Why should you care? Because guest behavior is the ultimate indicator of future demand. When you learn to read the signals – whether they’re browsing but not booking, returning to your website multiple times, or comparing room rates against other properties – you’ve got the inside track on what’s coming next. That means your forecasting doesn’t have to be a shot in the dark. You’ll be able to predict demand with a little more precision.

How Behavioral Data Impacts Revenue Forecasting

Let’s be real – traditional forecasting methods rely heavily on historical data and trends, which are valuable, but they don’t always capture sudden changes or unexpected shifts in interest. Behavioral data, on the other hand, gives you real-time insights into what guests are doing right now.

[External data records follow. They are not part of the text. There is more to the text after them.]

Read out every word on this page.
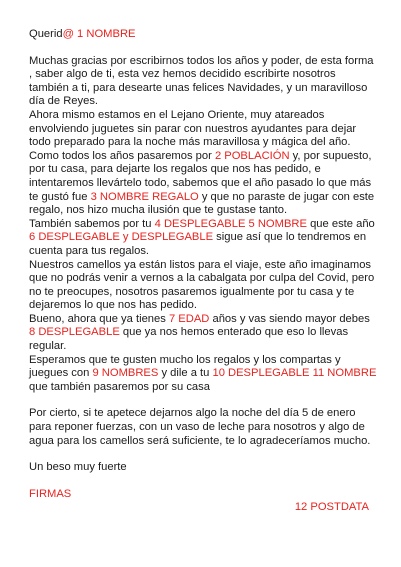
Querid@ 1 NOMBRE

Muchas gracias por escribirnos todos los años y poder, de esta forma , saber algo de ti, esta vez hemos decidido escribirte nosotros también a ti, para desearte unas felices Navidades, y un maravilloso día de Reyes.

Ahora mismo estamos en el Lejano Oriente, muy atareados envolviendo juguetes sin parar con nuestros ayudantes para dejar todo preparado para la noche más maravillosa y mágica del año.

Como todos los años pasaremos por 2 POBLACIÓN y, por supuesto, por tu casa, para dejarte los regalos que nos has pedido, e intentaremos llevártelo todo, sabemos que el año pasado lo que más te gustó fue 3 NOMBRE REGALO y que no paraste de jugar con este regalo, nos hizo mucha ilusión que te gustase tanto.

También sabemos por tu 4 DESPLEGABLE 5 NOMBRE que este año 6 DESPLEGABLE y DESPLEGABLE sigue así que lo tendremos en cuenta para tus regalos.

Nuestros camellos ya están listos para el viaje, este año imaginamos que no podrás venir a vernos a la cabalgata por culpa del Covid, pero no te preocupes, nosotros pasaremos igualmente por tu casa y te dejaremos lo que nos has pedido.

Bueno, ahora que ya tienes 7 EDAD años y vas siendo mayor debes 8 DESPLEGABLE que ya nos hemos enterado que eso lo llevas regular.

Esperamos que te gusten mucho los regalos y los compartas y juegues con 9 NOMBRES y dile a tu 10 DESPLEGABLE 11 NOMBRE que también pasaremos por su casa

Por cierto, si te apetece dejarnos algo la noche del día 5 de enero para reponer fuerzas, con un vaso de leche para nosotros y algo de agua para los camellos será suficiente, te lo agradeceríamos mucho.

Un beso muy fuerte

FIRMAS

12 POSTDATA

If you know when people are most likely to book, what types of rooms they’re interested in, or what’s causing them to drop off before completing a reservation, you’re in a prime position to adjust your pricing, inventory, and marketing strategies accordingly.

Here’s how it works:

1. Identify Booking Trends & Adjust Pricing

Behavioral data can give you a real-time look at guest interest and demand. Are visitors spending more time checking out your suites than your regular rooms? Well, guess what? Time to raise those prices. Are guests browsing but never booking? Maybe it’s time to rethink your pricing or improve the booking process.

Tracking visitor behavior lets you adjust prices in response to spikes in demand – no guessing, no shooting in the dark. This means your revenue forecasting becomes much more reliable, and you can capture revenue opportunities when they arise.

2. Forecast Demand Based on User Behavior

Historical data is great, but sometimes it’s a little too slow to catch up with market shifts. Behavioral data helps you spot emerging trends faster. If a bunch of visitors are suddenly eyeing your weekend rates, that’s a pretty solid sign that your weekends are going to be busy. This lets you forecast demand before it even hits, so you’re not scrambling at the last minute to adjust.

Instead of reacting to market changes, you can proactively prepare. Think of it as forecasting with a head start.